I have a question regarding how I should convert categorical data to numerical data. I'm using this kdd99cup intrusion detection dataset, which has a 41 attributes and class label is the type of attacks. I need to feed this dataset to self-organizing map because I want to gauge how difficult it is for an unsupervised algorithm to group data of the same class together. The problem is some of the columns have categorical data but if I use one-hot encoding, the number of dimensions increases to around 120 and I heard that SOM does not work well if the dimension is too large.
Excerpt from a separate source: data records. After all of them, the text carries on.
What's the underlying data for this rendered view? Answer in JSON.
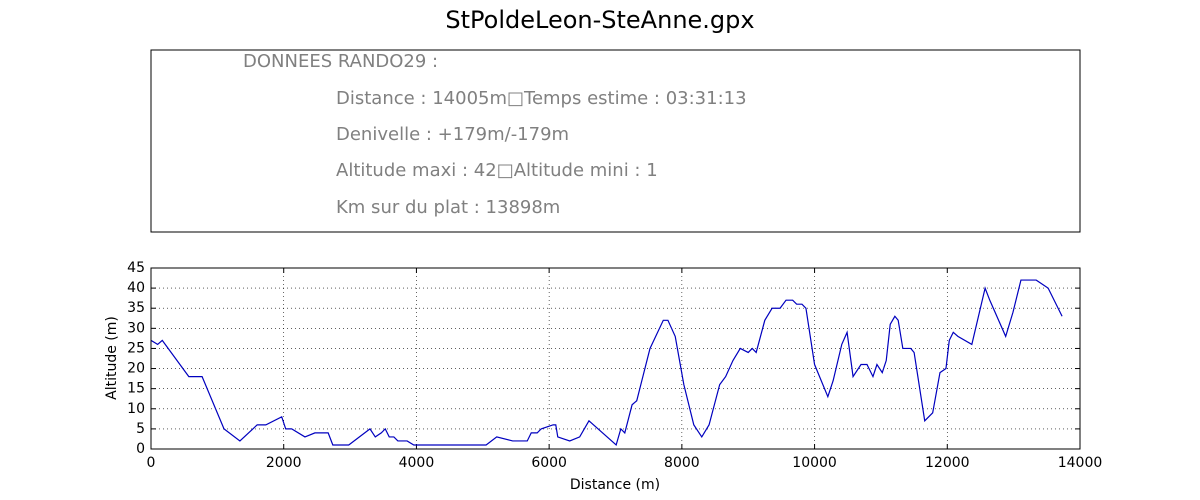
{
  "chart_data": {
    "type": "line",
    "title": "StPoldeLeon-SteAnne.gpx",
    "xlabel": "Distance (m)",
    "ylabel": "Altitude (m)",
    "x": [
      0,
      100,
      170,
      570,
      770,
      1100,
      1340,
      1600,
      1730,
      1970,
      2030,
      2120,
      2320,
      2470,
      2670,
      2740,
      2980,
      3300,
      3380,
      3470,
      3530,
      3590,
      3660,
      3720,
      3860,
      3960,
      5050,
      5210,
      5450,
      5670,
      5730,
      5820,
      5880,
      6060,
      6100,
      6130,
      6310,
      6460,
      6600,
      7010,
      7080,
      7140,
      7250,
      7320,
      7520,
      7720,
      7790,
      7900,
      8030,
      8180,
      8300,
      8410,
      8570,
      8660,
      8770,
      8880,
      9000,
      9060,
      9120,
      9250,
      9360,
      9480,
      9570,
      9670,
      9730,
      9810,
      9870,
      10000,
      10200,
      10280,
      10410,
      10490,
      10580,
      10700,
      10790,
      10880,
      10940,
      11020,
      11080,
      11140,
      11210,
      11260,
      11330,
      11450,
      11500,
      11660,
      11780,
      11890,
      11980,
      12030,
      12090,
      12160,
      12370,
      12570,
      12640,
      12880,
      12990,
      13110,
      13340,
      13520,
      13730
    ],
    "series": [
      {
        "name": "Altitude",
        "color": "#0000bf",
        "values": [
          27,
          26,
          27,
          18,
          18,
          5,
          2,
          6,
          6,
          8,
          5,
          5,
          3,
          4,
          4,
          1,
          1,
          5,
          3,
          4,
          5,
          3,
          3,
          2,
          2,
          1,
          1,
          3,
          2,
          2,
          4,
          4,
          5,
          6,
          6,
          3,
          2,
          3,
          7,
          1,
          5,
          4,
          11,
          12,
          25,
          32,
          32,
          28,
          16,
          6,
          3,
          6,
          16,
          18,
          22,
          25,
          24,
          25,
          24,
          32,
          35,
          35,
          37,
          37,
          36,
          36,
          35,
          21,
          13,
          17,
          26,
          29,
          18,
          21,
          21,
          18,
          21,
          19,
          22,
          31,
          33,
          32,
          25,
          25,
          24,
          7,
          9,
          19,
          20,
          27,
          29,
          28,
          26,
          40,
          37,
          28,
          34,
          42,
          42,
          40,
          33
        ]
      }
    ],
    "xlim": [
      0,
      14000
    ],
    "xticks": [
      0,
      2000,
      4000,
      6000,
      8000,
      10000,
      12000,
      14000
    ],
    "ylim": [
      0,
      45
    ],
    "yticks": [
      0,
      5,
      10,
      15,
      20,
      25,
      30,
      35,
      40,
      45
    ],
    "grid": true
  },
  "info_box": {
    "lines": [
      "DONNEES RANDO29  :",
      "Distance : 14005m□Temps estime : 03:31:13",
      "Denivelle : +179m/-179m",
      "Altitude maxi : 42□Altitude mini : 1",
      "Km sur du plat : 13898m"
    ]
  }
}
How should I deal with these categorical attributes?


2 Answers 2


There are many possible solutions if you have many features in the data:

  • feature selection -- just drop some of the categories that are of less importance, for example, in a natural language processing scenario, this may be some very rare words, that are unlikely to be useful, though in most cases this would be the worst possible solution (e.g. the rare words can have great predictive power),
  • dimensionality reduction -- use a dimensionality reduction algorithm (for example, PCA, or have neural network produce categorical embeddings) on the data,
  • regularization -- I have no experience with using self-organizing maps, but most of the machine learning algorithms have some ways of regularizing them (see ), e.g. by using $L_1$ or $L_2$ penalties, dropout, etc,
  • hashing trick -- you can reduce the number of dimensions by randomly binning together some of the categories, it sounds crazy, but it is known to work quite well in some cases.

You could perform the onehot encoding and then do feature selection or extraction on these one-hot encoded features. I.e., you could use Multiple Correspondence Analysis (MCA) for those.